The code I linked from my github account is going to be tightly bound to my own metaheuristics framework, but I think it's a reasonably easy task to pull the basic algorithm out from the code and adapt it for your own system.
Note that you can potentially gain quite a lot from doing something more customized to your particular domain. I think something like CX will make a better black box algorithm than something based on a TSP operator, but black boxes are usually a last resort. Other people's suggestions might lead you to a better overall algorithm.
I've worked on a somewhat similar ranking problem and followed a technique similar to what I describe below. Does this work for you:
Assume the unknown value of an object diverges from your estimate via some distribution, say, the normal distribution. Interpret your ranking statements such as a > b, 0.9 as the statement "The value a lies at the 90% percentile of the distribution centered on b".
For every statement:
def realArrival = calculate a's location on a distribution centered on b
def arrivalGap = | realArrival - expectedArrival |
def fitness = Σ arrivalGap
Fitness function is MIN(fitness)
FWIW, my problem was actually a bin-packing problem, where the equivalent of your "rank" statements were user-provided rankings (1, 2, 3, etc.).

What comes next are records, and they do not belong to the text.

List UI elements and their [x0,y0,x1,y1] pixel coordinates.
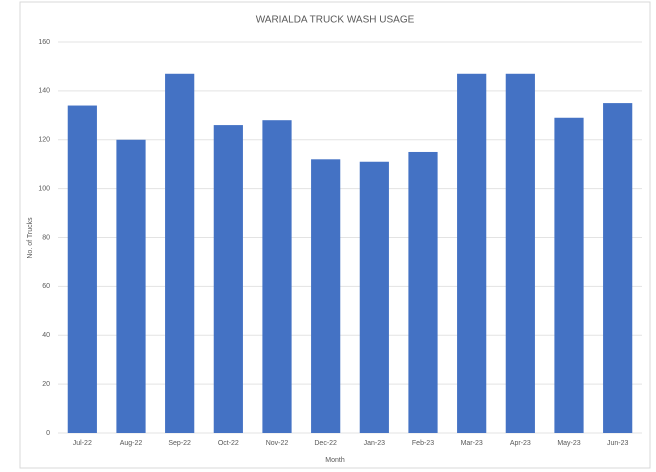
x-tick-label: Jun-23 [607,440,629,447]
x-tick-label: Jan-23 [364,440,386,447]
y-tick-label: 0 [46,430,50,437]
bar [262,120,292,433]
x-tick-label: Nov-22 [266,440,289,447]
y-tick-label: 100 [38,185,50,192]
bar [116,139,146,433]
bar [67,105,97,433]
y-axis-label: No. of Trucks [27,217,34,259]
bar [505,73,535,434]
y-tick-label: 60 [42,283,50,290]
x-tick-label: Aug-22 [120,440,143,447]
bar [213,125,243,434]
bar [408,151,438,433]
x-tick-label: Apr-23 [510,440,531,447]
bar [311,159,341,434]
x-axis-label: Month [325,457,345,464]
bar [603,103,633,433]
x-tick-label: Oct-22 [218,440,239,447]
x-tick-label: May-23 [557,440,580,447]
y-tick-label: 160 [38,39,50,46]
bar [457,73,487,434]
bar [554,117,584,433]
x-tick-label: Mar-23 [461,440,483,447]
y-tick-label: 140 [38,88,50,95]
x-tick-label: Sep-22 [168,440,191,447]
y-tick-label: 20 [42,381,50,388]
x-tick-label: Dec-22 [314,440,337,447]
bar [165,73,195,434]
x-tick-label: Jul-22 [73,440,92,447]
y-tick-label: 40 [42,332,50,339]
bar [359,161,389,433]
chart-title: WARIALDA TRUCK WASH USAGE [256,15,415,26]
y-tick-label: 80 [42,234,50,241]
x-tick-label: Feb-23 [412,440,434,447]
y-tick-label: 120 [38,137,50,144]
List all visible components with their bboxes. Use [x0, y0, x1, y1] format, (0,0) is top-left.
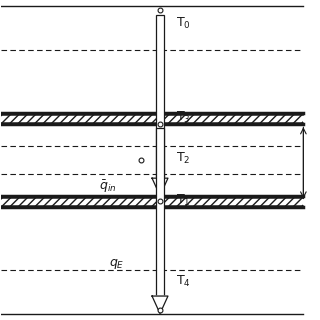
Bar — [1, 113, 303, 124]
Polygon shape — [152, 296, 168, 314]
Bar — [156, 15, 164, 178]
Text: T$_1$: T$_1$ — [176, 193, 190, 208]
Bar — [156, 128, 164, 296]
Text: T$_4$: T$_4$ — [176, 274, 191, 289]
Bar — [1, 196, 303, 207]
Text: T$_2$: T$_2$ — [176, 151, 190, 166]
Text: T$_3$: T$_3$ — [176, 109, 191, 124]
Text: $q_E$: $q_E$ — [109, 257, 124, 270]
Text: T$_0$: T$_0$ — [176, 15, 191, 30]
Polygon shape — [152, 178, 168, 196]
Text: $\bar{q}_{in}$: $\bar{q}_{in}$ — [100, 179, 117, 195]
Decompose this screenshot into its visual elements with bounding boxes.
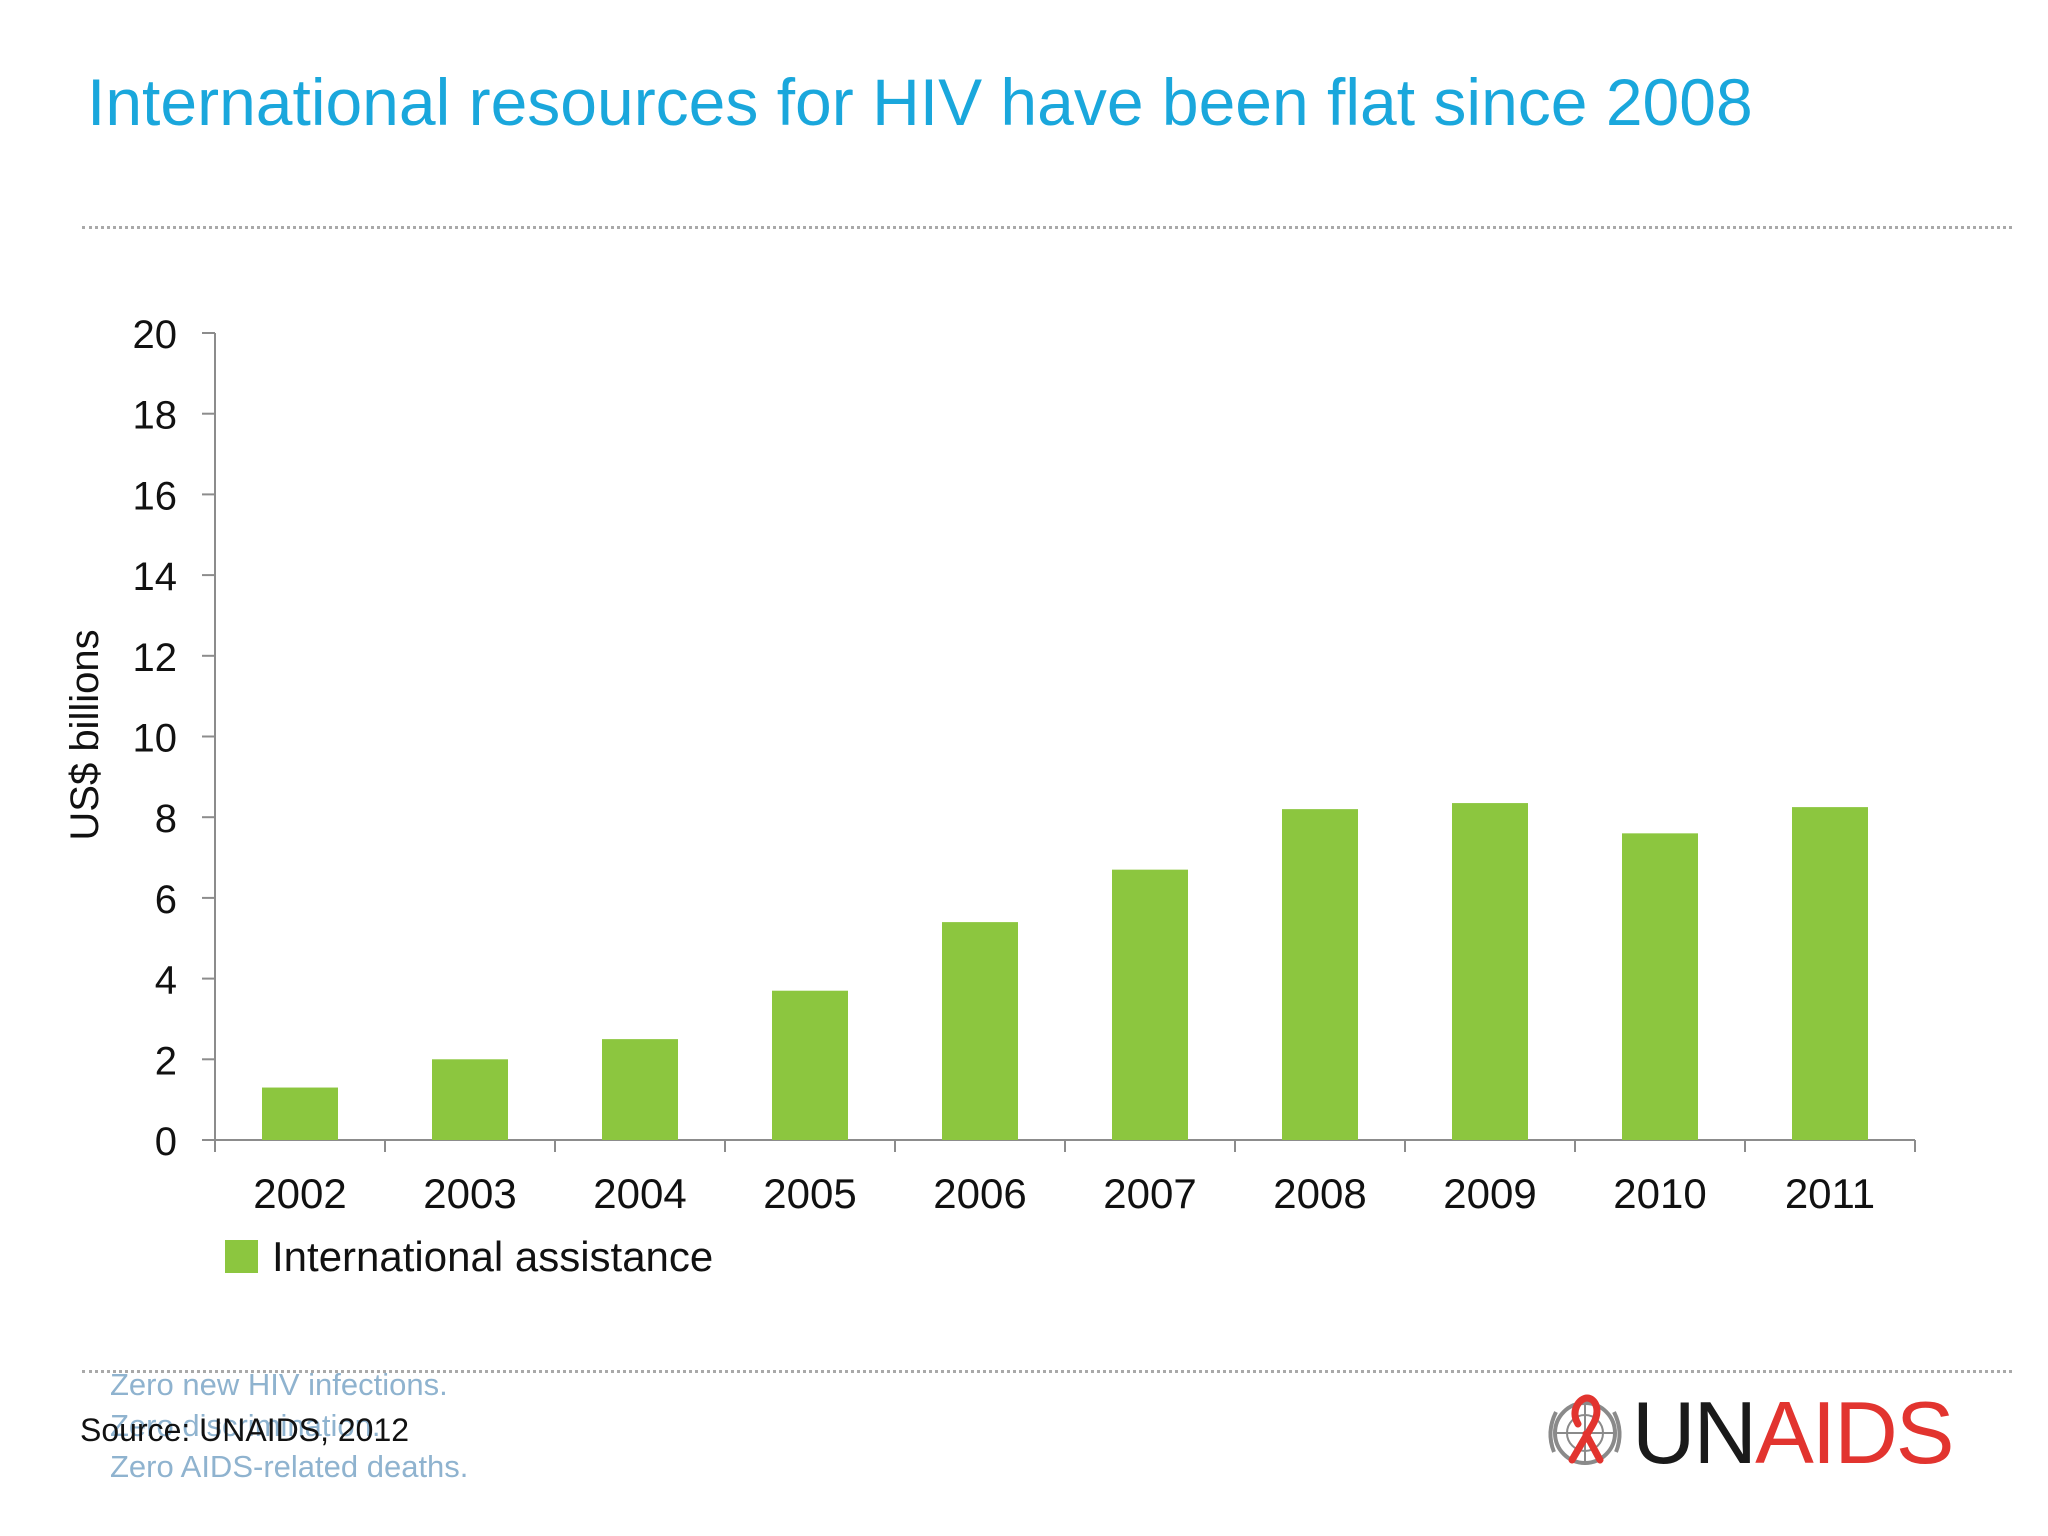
unaids-logo: UNAIDS [1540,1388,1955,1478]
y-tick-label: 10 [133,717,178,761]
bar-2004 [602,1039,678,1140]
bar-2005 [772,990,848,1140]
y-tick-label: 6 [155,878,177,922]
tagline-line: Zero AIDS-related deaths. [110,1449,469,1484]
y-tick-label: 18 [133,394,178,438]
logo-un: UN [1632,1383,1757,1482]
source-note: Source: UNAIDS, 2012 [80,1412,410,1448]
y-tick-label: 4 [155,959,177,1003]
bar-2003 [432,1059,508,1140]
y-tick-label: 12 [133,636,178,680]
y-axis: 0 2 4 6 8 10 12 14 16 18 20 [133,313,216,1164]
y-axis-label: US$ billions [63,629,107,840]
top-divider [82,226,2012,229]
logo-wordmark: UNAIDS [1632,1388,1955,1478]
bar-2007 [1112,869,1188,1140]
y-tick-label: 2 [155,1039,177,1083]
tagline-line: Zero discrimination. [110,1408,381,1443]
x-tick-label: 2009 [1443,1170,1536,1217]
logo-aids: AIDS [1755,1383,1954,1482]
bar-2010 [1622,833,1698,1140]
x-tick-label: 2011 [1785,1170,1875,1217]
y-tick-label: 16 [133,474,178,518]
bar-2002 [262,1087,338,1140]
legend-label: International assistance [272,1233,713,1280]
bar-series [262,803,1868,1140]
x-tick-label: 2003 [423,1170,516,1217]
legend-swatch [225,1240,258,1273]
bottom-divider [82,1370,2012,1373]
x-tick-label: 2002 [253,1170,346,1217]
un-emblem-red-ribbon-icon [1548,1394,1622,1465]
y-tick-label: 0 [155,1120,177,1164]
x-tick-label: 2008 [1273,1170,1366,1217]
x-tick-label: 2007 [1103,1170,1196,1217]
y-tick-label: 20 [133,313,178,357]
tagline-line: Zero new HIV infections. [110,1367,448,1402]
bar-2006 [942,922,1018,1140]
legend: International assistance [225,1233,713,1280]
x-tick-label: 2004 [593,1170,686,1217]
x-tick-label: 2006 [933,1170,1026,1217]
y-tick-label: 14 [133,555,178,599]
bar-2009 [1452,803,1528,1140]
y-tick-label: 8 [155,797,177,841]
bar-2008 [1282,809,1358,1140]
x-axis: 2002 2003 2004 2005 2006 2007 2008 2009 2010 2011 [214,1139,1916,1217]
tagline: Zero new HIV infections. Zero discrimina… [110,1364,468,1487]
x-tick-label: 2005 [763,1170,856,1217]
slide-title: International resources for HIV have bee… [87,65,1753,139]
x-tick-label: 2010 [1613,1170,1706,1217]
bar-2011 [1792,807,1868,1140]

So not quite TSP, but NP-Hard. OTOH, bin-packing has a pseudo-polynomial solution proportional to accepted error, which is what I eventually used. I'm not quite sure that would work with your probabilistic ranking statements.

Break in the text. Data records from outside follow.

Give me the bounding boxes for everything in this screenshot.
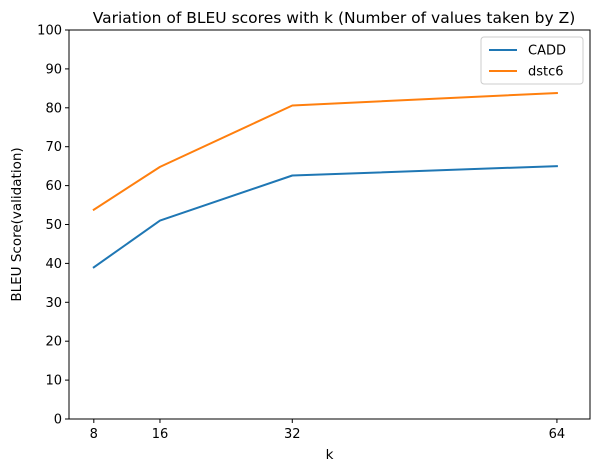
x-tick-label: 8 [90, 427, 98, 442]
y-tick-label: 80 [45, 101, 62, 116]
x-axis-label: k [326, 447, 334, 463]
x-tick-label: 16 [152, 427, 169, 442]
y-tick-label: 40 [45, 257, 62, 272]
y-tick-label: 100 [37, 24, 62, 39]
series-line-cadd [92, 165, 558, 269]
y-axis: 0 10 20 30 40 50 60 70 80 90 100 [37, 24, 69, 428]
legend-label: CADD [528, 44, 566, 59]
y-tick-label: 0 [54, 413, 62, 428]
legend-box [480, 36, 584, 85]
legend: CADD dstc6 [480, 36, 584, 85]
y-tick-label: 20 [45, 335, 62, 350]
x-tick-label: 64 [549, 427, 566, 442]
plot-area [68, 29, 591, 420]
y-tick-label: 10 [45, 374, 62, 389]
plot-frame [68, 29, 591, 420]
legend-label: dstc6 [528, 65, 564, 80]
y-tick-label: 50 [45, 218, 62, 233]
x-tick-label: 32 [284, 427, 301, 442]
y-tick-label: 90 [45, 62, 62, 77]
y-tick-label: 60 [45, 179, 62, 194]
y-tick-label: 70 [45, 140, 62, 155]
chart-title: Variation of BLEU scores with k (Number … [93, 9, 576, 27]
series-line-dstc6 [92, 91, 558, 212]
y-tick-label: 30 [45, 296, 62, 311]
series-lines [92, 91, 558, 269]
y-axis-label: BLEU Score(validation) [9, 147, 25, 301]
x-axis: 8 16 32 64 [90, 419, 566, 442]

What an interesting problem! If I understand it, what you're really asking is:
"Given a weighted, directed graph, with each edge-weight in the graph representing the probability that the arc is drawn in the correct direction, return the complete sequence of nodes with maximum probability of being a topological sort of the graph."
So if your graph has N edges, there are 2^N graphs of varying likelihood, with some orderings appearing in more than one graph.
I don't know if this will help (very brief Google searches did not enlighten me, but maybe you'll have more success with more perseverance) but my thoughts are that looking for "topological sort" in conjunction with any of "probabilistic", "random", "noise," or "error" (because the edge weights can be considered as a reliability factor) might be helpful.
I strongly question your assertion, in your example, that P(a>c) is not needed, though. You know your application space best, but it seems to me that specifying P(a>c) = 0.99 will give a different fitness for f(abc) than specifying P(a>c) = 0.01.
You might want to throw in "Bayesian" as well, since you might be able to start to infer values for (in your example) P(a>c) given your conditions and hypothetical solutions. The problem is, "topological sort" and "bayesian" is going to give you a whole bunch of hits related to markov chains and markov decision problems, which may or may not be helpful.